Propos moderne aussi sur le monde : si le diable est toujours là, sous diverses formes, l’ange qui vient en aide à la jeune fille dans le conte est ici incarné par la rivière personnifiée. Propos moderne sur le corps : il n’y a pas de corps, que des traits et de la couleur, ce qui atténue la violence de certains évènements. Mais pour représenter les personnages, Sébastien Laudenbach a choisi une approche frontale du corps, celui, de l’héroïne en particulier, dont on voit la métamorphose, ou dont on partage la joie du lait qui gicle de ses seins après la naissance de l’enfant.

 

Un peu de pédagogie

Voir ce film avec une classe, par exemple au cycle 3, est plus qu’envisageable, c’est recommandé… Si on accompagne la projection d’échanges pour accompagner les quelques épisodes violents du film. La perte des mains est un évènement important, mais annoncé par le titre. À l’arrière-plan, mais plus surprenants : la mort de la mère, victime des chiens du diable quand elle tente de venir en aide à sa fille, ou celle du père, découverte par le prince comme par hasard.
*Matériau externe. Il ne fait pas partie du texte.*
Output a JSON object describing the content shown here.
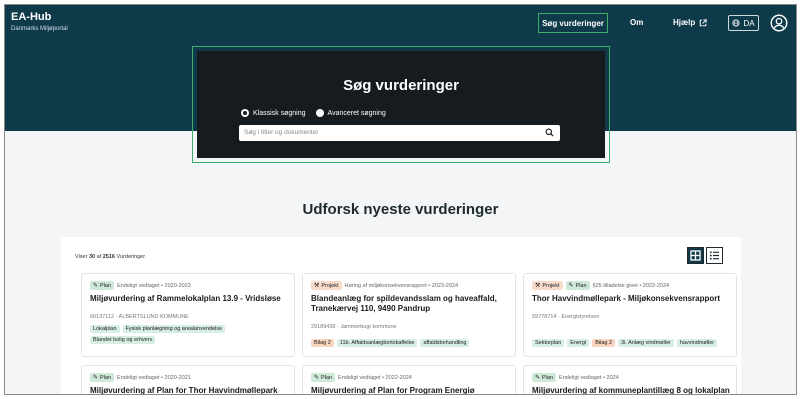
{
  "header": {
    "brand_title": "EA-Hub",
    "brand_subtitle": "Danmarks Miljøportal",
    "nav": {
      "search": "Søg vurderinger",
      "om": "Om",
      "help": "Hjælp"
    },
    "language": "DA"
  },
  "hero": {
    "title": "Søg vurderinger",
    "radio_classic": "Klassisk søgning",
    "radio_advanced": "Avanceret søgning",
    "search_placeholder": "Søg i titler og dokumenter"
  },
  "explore": {
    "title": "Udforsk nyeste vurderinger"
  },
  "results": {
    "count_prefix": "Viser",
    "shown": "30",
    "count_of": "af",
    "total": "2516",
    "count_suffix": "Vurderinger"
  },
  "cards": [
    {
      "tag1": "Plan",
      "tag1_type": "plan",
      "status": "Endeligt vedtaget • 2020-2023",
      "title": "Miljøvurdering af Rammelokalplan 13.9 - Vridsløse",
      "meta": "66137112 · ALBERTSLUND KOMMUNE",
      "chips": [
        {
          "label": "Lokalplan",
          "color": "green"
        },
        {
          "label": "Fysisk planlægning og arealanvendelse",
          "color": "green"
        },
        {
          "label": "Blandet bolig og erhverv",
          "color": "green"
        }
      ]
    },
    {
      "tag1": "Projekt",
      "tag1_type": "projekt",
      "status": "Høring af miljøkonsekvensrapport • 2023-2024",
      "title": "Blandeanlæg for spildevandsslam og haveaffald, Tranekærvej 110, 9490 Pandrup",
      "meta": "29189439 · Jammerbugt kommune",
      "chips": [
        {
          "label": "Bilag 2",
          "color": "orange"
        },
        {
          "label": "11b. Affaldsanlægbortskaffelse",
          "color": "green"
        },
        {
          "label": "affaldsbehandling",
          "color": "green"
        }
      ]
    },
    {
      "tag1": "Projekt",
      "tag1_type": "projekt",
      "tag2": "Plan",
      "status": "§25 tilladelse givet • 2022-2024",
      "title": "Thor Havvindmøllepark - Miljøkonsekvensrapport",
      "meta": "59778714 · Energistyrelsen",
      "chips": [
        {
          "label": "Sektorplan",
          "color": "green"
        },
        {
          "label": "Energi",
          "color": "green"
        },
        {
          "label": "Bilag 2",
          "color": "orange"
        },
        {
          "label": "3i. Anlæg vindmøller",
          "color": "green"
        },
        {
          "label": "havvindmøller",
          "color": "green"
        }
      ]
    },
    {
      "tag1": "Plan",
      "tag1_type": "plan",
      "status": "Endeligt vedtaget • 2020-2021",
      "title": "Miljøvurdering af Plan for Thor Havvindmøllepark"
    },
    {
      "tag1": "Plan",
      "tag1_type": "plan",
      "status": "Endeligt vedtaget • 2022-2024",
      "title": "Miljøvurdering af Plan for Program Energiø Bornholm"
    },
    {
      "tag1": "Plan",
      "tag1_type": "plan",
      "status": "Endeligt vedtaget • 2024",
      "title": "Miljøvurdering af kommuneplantillæg 8 og lokalplan"
    }
  ],
  "colors": {
    "header_bg": "#0e3a4a",
    "accent_green": "#3fae6a",
    "hero_box": "#151b1f"
  }
}
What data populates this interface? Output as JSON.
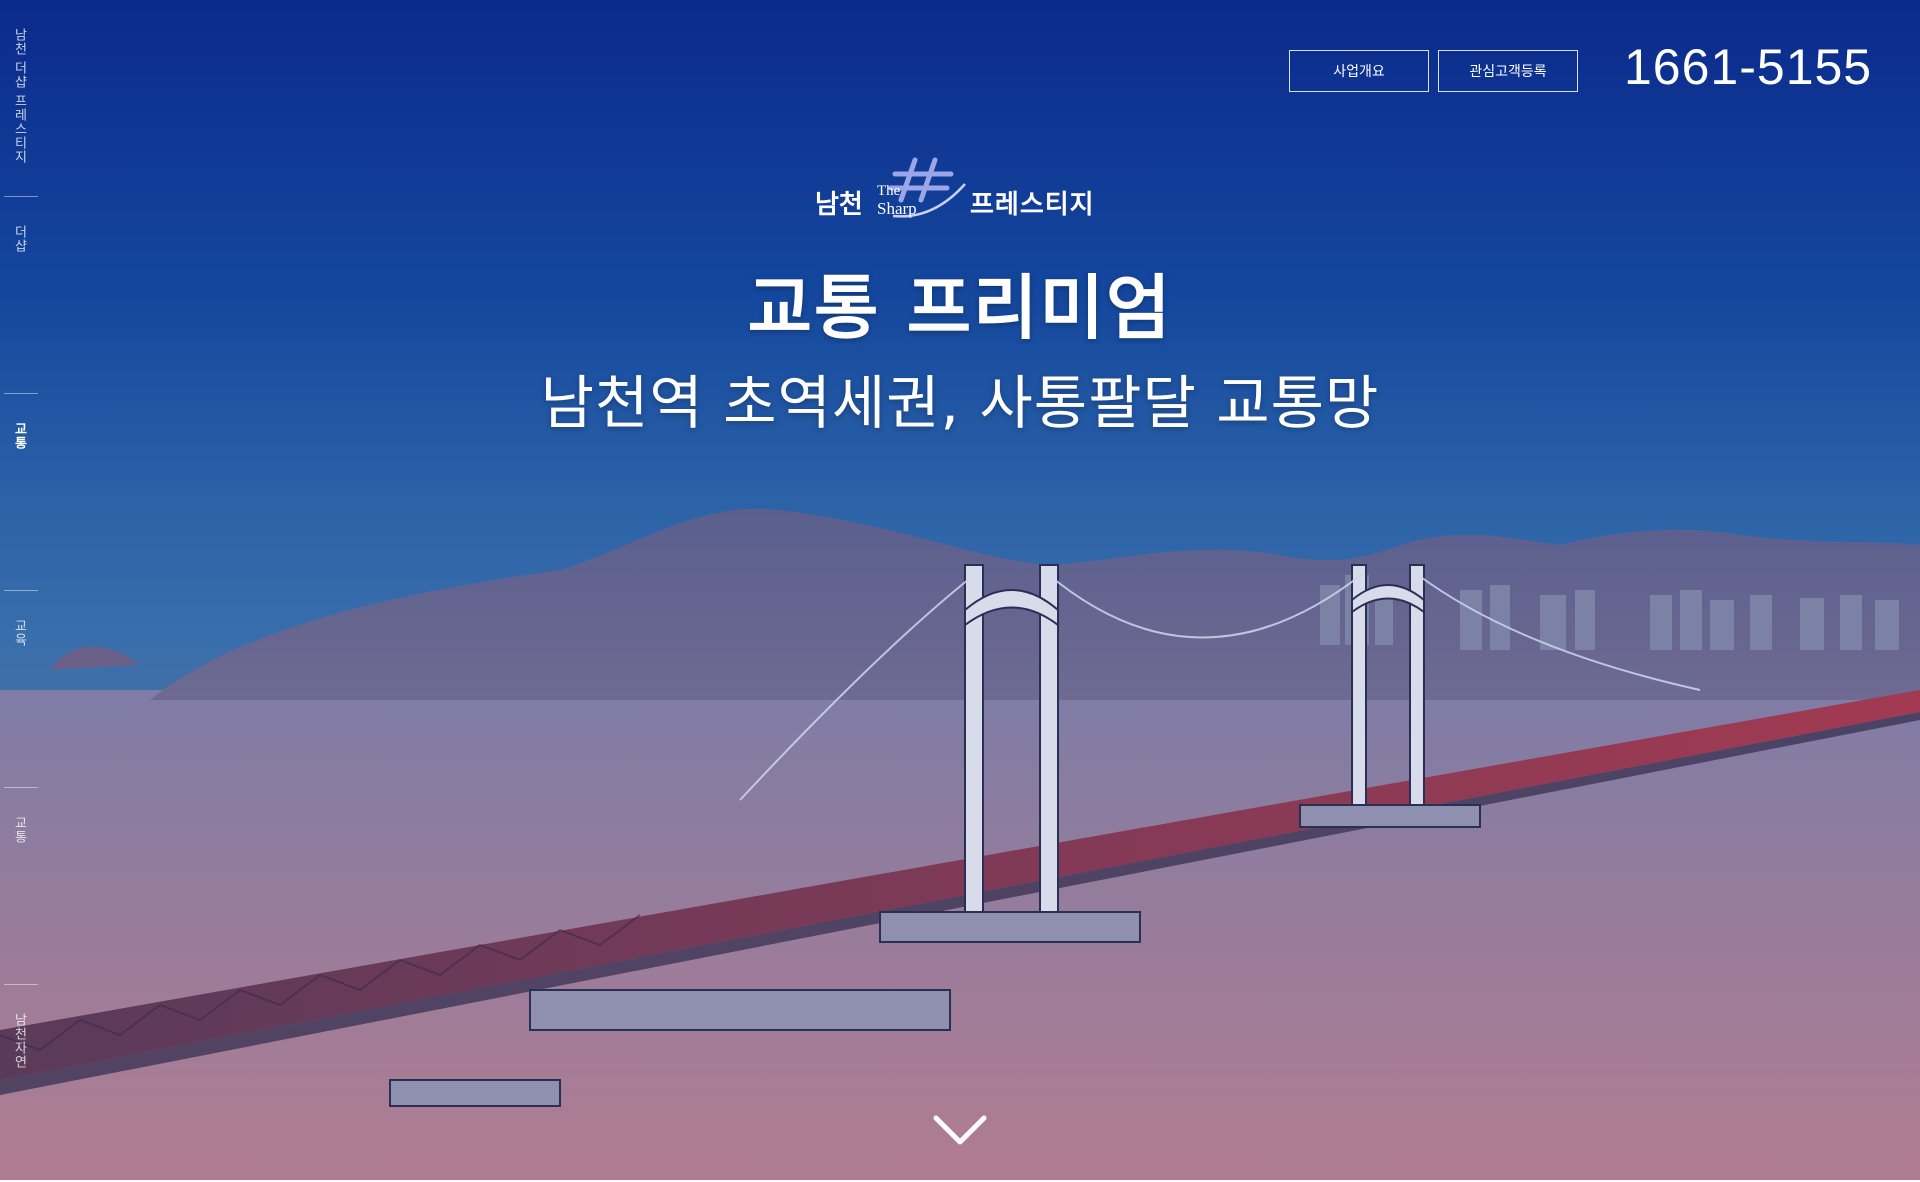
{
  "side_nav": {
    "items": [
      {
        "label": "남천 더샵 프레스티지",
        "active": false
      },
      {
        "label": "더샵",
        "active": false
      },
      {
        "label": "교통",
        "active": true
      },
      {
        "label": "교육",
        "active": false
      },
      {
        "label": "교통",
        "active": false
      },
      {
        "label": "남천자연",
        "active": false
      }
    ]
  },
  "header": {
    "overview_label": "사업개요",
    "register_label": "관심고객등록",
    "phone": "1661-5155"
  },
  "logo": {
    "left_text": "남천",
    "the_text": "The",
    "sharp_text": "Sharp",
    "right_text": "프레스티지"
  },
  "hero": {
    "title": "교통 프리미엄",
    "subtitle": "남천역 초역세권, 사통팔달 교통망"
  },
  "icons": {
    "scroll": "chevron-down-icon"
  },
  "colors": {
    "sky_top": "#0b2a8c",
    "sea": "#8c6f8c",
    "text": "#ffffff"
  }
}
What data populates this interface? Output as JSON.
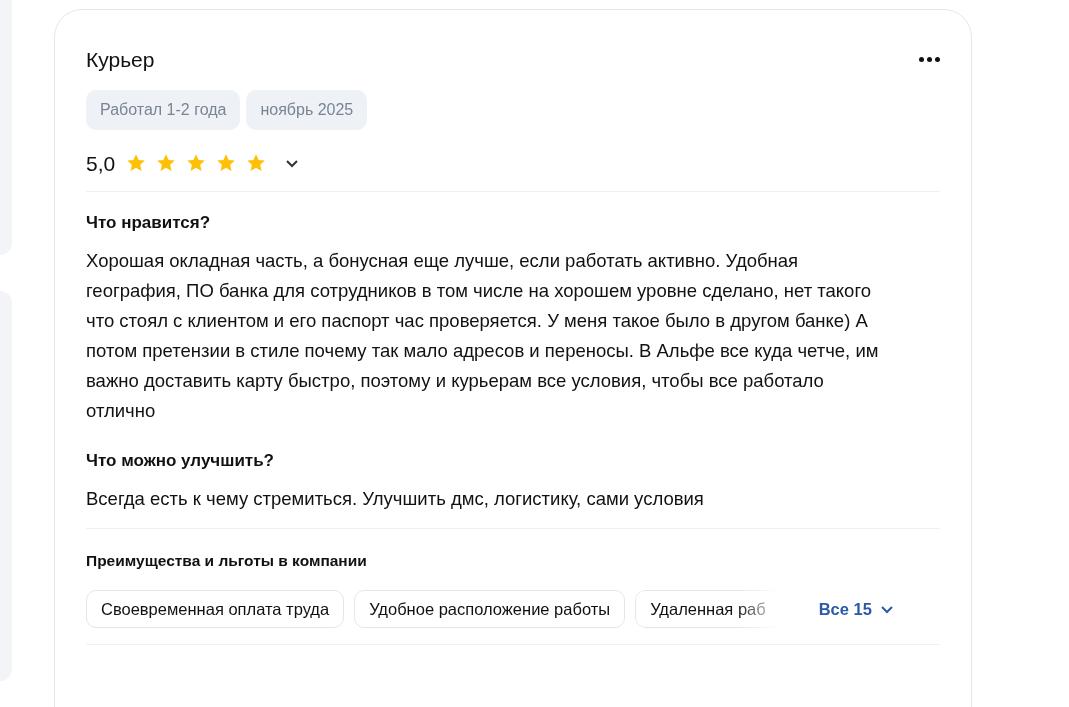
{
  "review": {
    "title": "Курьер",
    "tags": [
      "Работал 1-2 года",
      "ноябрь 2025"
    ],
    "rating": "5,0",
    "stars": 5,
    "sections": [
      {
        "heading": "Что нравится?",
        "text": "Хорошая окладная часть, а бонусная еще лучше, если работать активно. Удобная география, ПО банка для сотрудников в том числе на хорошем уровне сделано, нет такого что стоял с клиентом и его паспорт час проверяется. У меня такое было в другом банке) А потом претензии в стиле почему так мало адресов и переносы. В Альфе все куда четче, им важно доставить карту быстро, поэтому и курьерам все условия, чтобы все работало отлично"
      },
      {
        "heading": "Что можно улучшить?",
        "text": "Всегда есть к чему стремиться. Улучшить дмс, логистику, сами условия"
      }
    ],
    "benefits": {
      "heading": "Преимущества и льготы в компании",
      "items": [
        "Своевременная оплата труда",
        "Удобное расположение работы",
        "Удаленная раб"
      ],
      "more": "Все 15"
    }
  }
}
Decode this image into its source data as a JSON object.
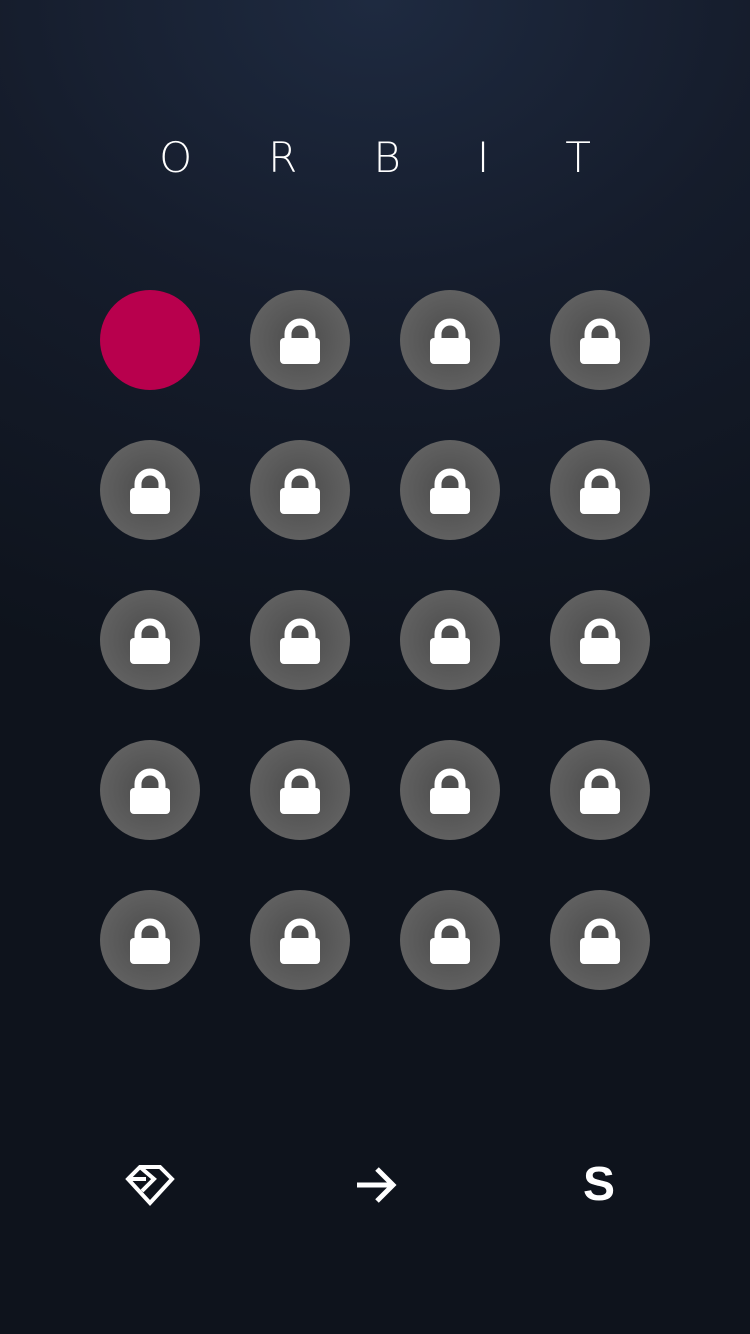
{
  "title": "ORBIT",
  "colors": {
    "current_level": "#b8004d",
    "locked_level": "#5a5a5a",
    "lock_icon": "#ffffff",
    "background_top": "#1e2a40",
    "background_bottom": "#0e131c"
  },
  "levels": [
    {
      "state": "current"
    },
    {
      "state": "locked",
      "icon": "lock-icon"
    },
    {
      "state": "locked",
      "icon": "lock-icon"
    },
    {
      "state": "locked",
      "icon": "lock-icon"
    },
    {
      "state": "locked",
      "icon": "lock-icon"
    },
    {
      "state": "locked",
      "icon": "lock-icon"
    },
    {
      "state": "locked",
      "icon": "lock-icon"
    },
    {
      "state": "locked",
      "icon": "lock-icon"
    },
    {
      "state": "locked",
      "icon": "lock-icon"
    },
    {
      "state": "locked",
      "icon": "lock-icon"
    },
    {
      "state": "locked",
      "icon": "lock-icon"
    },
    {
      "state": "locked",
      "icon": "lock-icon"
    },
    {
      "state": "locked",
      "icon": "lock-icon"
    },
    {
      "state": "locked",
      "icon": "lock-icon"
    },
    {
      "state": "locked",
      "icon": "lock-icon"
    },
    {
      "state": "locked",
      "icon": "lock-icon"
    },
    {
      "state": "locked",
      "icon": "lock-icon"
    },
    {
      "state": "locked",
      "icon": "lock-icon"
    },
    {
      "state": "locked",
      "icon": "lock-icon"
    },
    {
      "state": "locked",
      "icon": "lock-icon"
    }
  ],
  "bottom_bar": {
    "left_icon": "diamond-icon",
    "center_icon": "arrow-right-icon",
    "right_label": "S"
  }
}
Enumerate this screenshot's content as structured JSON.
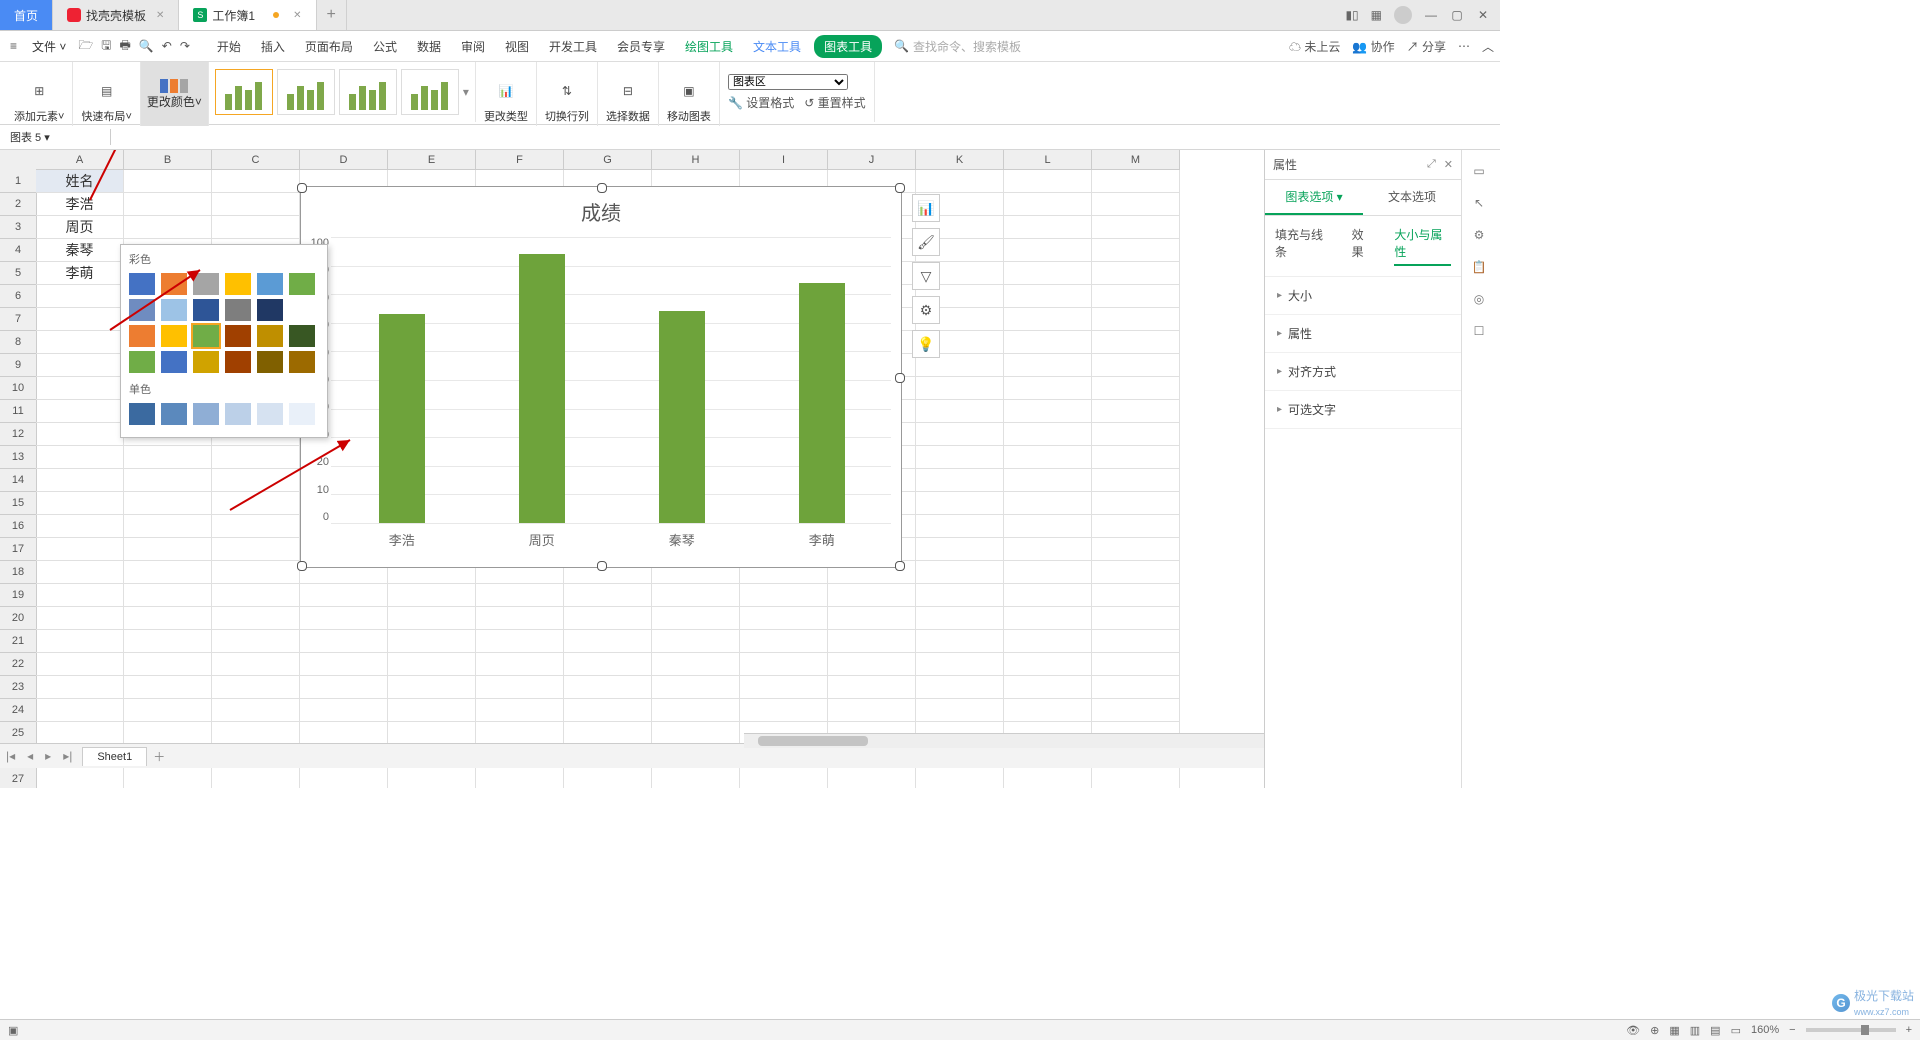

On peut lire auparavant le conte de Grimm, La jeune fille sans mains, retrouver ensuite l’histoire dans la version d’Olivier Py, La jeune fille, le diable et le moulin[2], ou dans l’opéra de Raoul Lay, sur un livret d’Olivier Py, La jeune fille aux mains d’argent[3]… et puis repérer les ressemblances, les différences entre ces versions, dire ce que l’on aime et pourquoi, se construire comme sujet culturel.

Joëlle Thebault


[2] Editée par l’école des loisirs, elle figure dans la liste de référence 2013 pour le cycle 3 (Théâtre N2), « niveau » qui ne désigne pas une classe plus qu’une autre, mais signale un niveau de difficulté moyen pour des élèves de cet âge.